En Tunisie, la morosité est devenue le sentiment ambiant. Mais c’est avant tout la situation économique qui inquiète jusqu’aux populations. Le 16 juin prochain, le mécontentement devrait atteindre son paroxysme, avec une grève générale sera organisée par le plus puissant syndicat du pays, l’Union générale tunisienne du travail (UGTT).
Un mouvement social qui intervient en pleine crise politique : depuis la semaine dernière, le pouvoir judiciaire est au point mort, à la suite du lancement d’une grève des juges, après le limogeage d’une soixantaine de leurs collègues par décret présidentiel.

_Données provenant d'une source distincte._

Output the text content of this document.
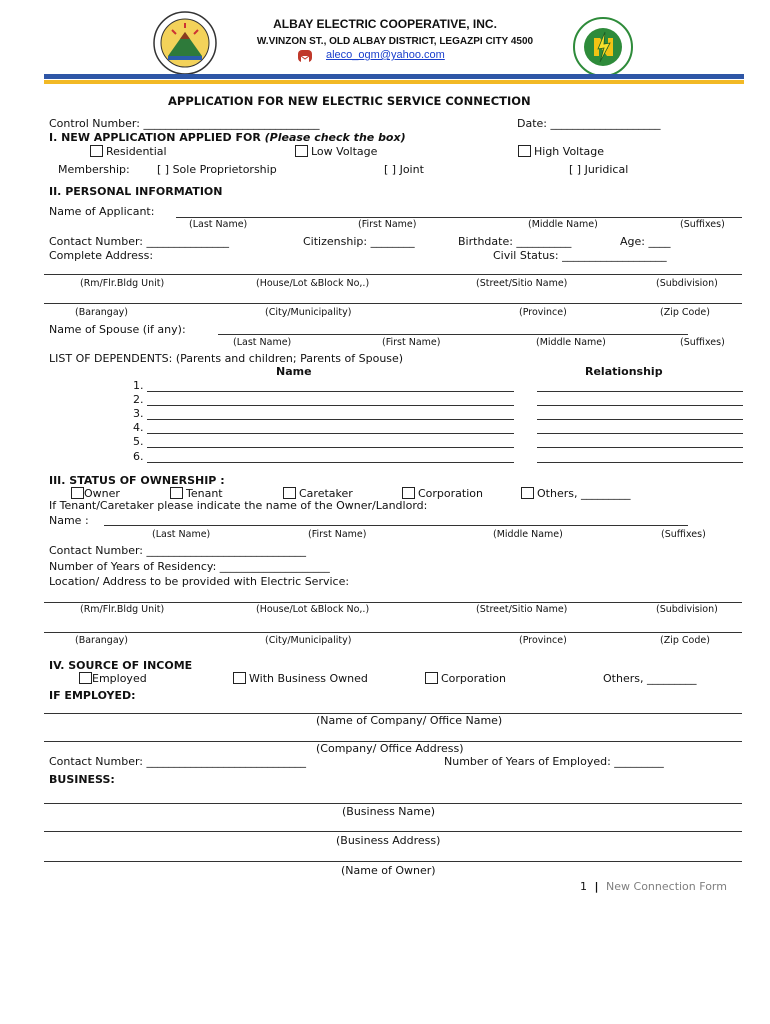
ALBAY ELECTRIC COOPERATIVE, INC.
W.VINZON ST., OLD ALBAY DISTRICT, LEGAZPI CITY 4500
aleco_ogm@yahoo.com
APPLICATION FOR NEW ELECTRIC SERVICE CONNECTION
Control Number: ________________________________	Date: ____________________
I. NEW APPLICATION APPLIED FOR (Please check the box)
Residential	Low Voltage	High Voltage
Membership: [ ] Sole Proprietorship	[ ] Joint	[ ] Juridical
II. PERSONAL INFORMATION
Name of Applicant:
(Last Name)	(First Name)	(Middle Name)	(Suffixes)
Contact Number: _______________	Citizenship: ________	Birthdate: __________	Age: ____
Complete Address:	Civil Status: ___________________
(Rm/Flr.Bldg Unit)	(House/Lot &Block No,.)	(Street/Sitio Name)	(Subdivision)
(Barangay)	(City/Municipality)	(Province)	(Zip Code)
Name of Spouse (if any):
(Last Name)	(First Name)	(Middle Name)	(Suffixes)
LIST OF DEPENDENTS: (Parents and children; Parents of Spouse)
Name	Relationship
1.
2.
3.
4.
5.
6.
III. STATUS OF OWNERSHIP :
Owner	Tenant	Caretaker	Corporation	Others, _________
If Tenant/Caretaker please indicate the name of the Owner/Landlord:
Name :
(Last Name)	(First Name)	(Middle Name)	(Suffixes)
Contact Number: _____________________________
Number of Years of Residency: ____________________
Location/ Address to be provided with Electric Service:
(Rm/Flr.Bldg Unit)	(House/Lot &Block No,.)	(Street/Sitio Name)	(Subdivision)
(Barangay)	(City/Municipality)	(Province)	(Zip Code)
IV. SOURCE OF INCOME
Employed	With Business Owned	Corporation	Others, _________
IF EMPLOYED:
(Name of Company/ Office Name)
(Company/ Office Address)
Contact Number: _____________________________	Number of Years of Employed: _________
BUSINESS:
(Business Name)
(Business Address)
(Name of Owner)
1 | New Connection Form
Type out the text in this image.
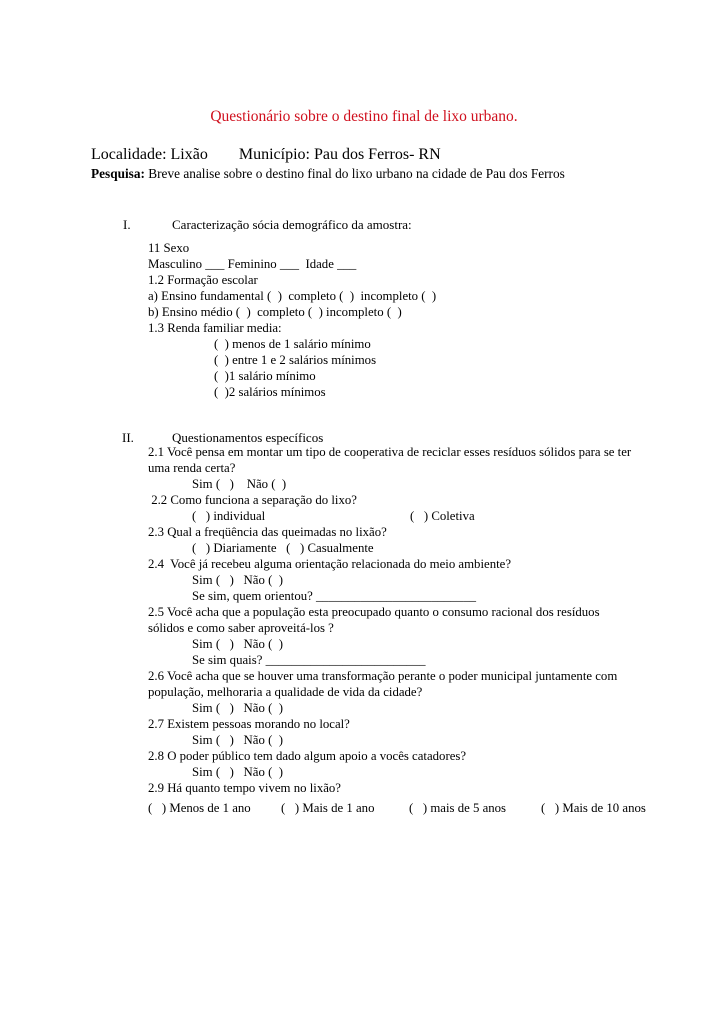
Questionário sobre o destino final de lixo urbano.
Localidade: Lixão Município: Pau dos Ferros- RN
Pesquisa: Breve analise sobre o destino final do lixo urbano na cidade de Pau dos Ferros
I.	Caracterização sócia demográfico da amostra:
11 Sexo
Masculino ___ Feminino ___  Idade ___
1.2 Formação escolar
a) Ensino fundamental (  )  completo (  )  incompleto (  )
b) Ensino médio (  )  completo (  ) incompleto (  )
1.3 Renda familiar media:
(  ) menos de 1 salário mínimo
(  ) entre 1 e 2 salários mínimos
(  )1 salário mínimo
(  )2 salários mínimos
II.	Questionamentos específicos
2.1 Você pensa em montar um tipo de cooperativa de reciclar esses resíduos sólidos para se ter
uma renda certa?
Sim (   )    Não (  )
2.2 Como funciona a separação do lixo?
(   ) individual	(   ) Coletiva
2.3 Qual a freqüência das queimadas no lixão?
(   ) Diariamente   (   ) Casualmente
2.4  Você já recebeu alguma orientação relacionada do meio ambiente?
Sim (   )   Não (  )
Se sim, quem orientou? _________________________
2.5 Você acha que a população esta preocupado quanto o consumo racional dos resíduos
sólidos e como saber aproveitá-los ?
Sim (   )   Não (  )
Se sim quais? _________________________
2.6 Você acha que se houver uma transformação perante o poder municipal juntamente com
população, melhoraria a qualidade de vida da cidade?
Sim (   )   Não (  )
2.7 Existem pessoas morando no local?
Sim (   )   Não (  )
2.8 O poder público tem dado algum apoio a vocês catadores?
Sim (   )   Não (  )
2.9 Há quanto tempo vivem no lixão?
(   ) Menos de 1 ano (   ) Mais de 1 ano	(   ) mais de 5 anos	(   ) Mais de 10 anos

A un mois et demi du référendum sur la Constitution, prévu le 25 juillet prochain, et un an après la prise des pleins pouvoirs par le président Kaïs Saïed, la Tunisie est plus que jamais fragilisée.
Sur fond de crise globale, des négociations avec le Fonds monétaire international (FMI), qui durent depuis l’année dernière, ont lieu. Pour l’Etat tunisien, il s’agissait initialement de restructurer la dette souveraine, qui pèse lourdement sur les recettes de l’Etat. Mais depuis octobre dernier, en l’absence d’aides des alliés internationaux de la Tunisie, le pays a besoin d’un prêt substantiel de toute urgence, pour répondre à des impératifs financiers.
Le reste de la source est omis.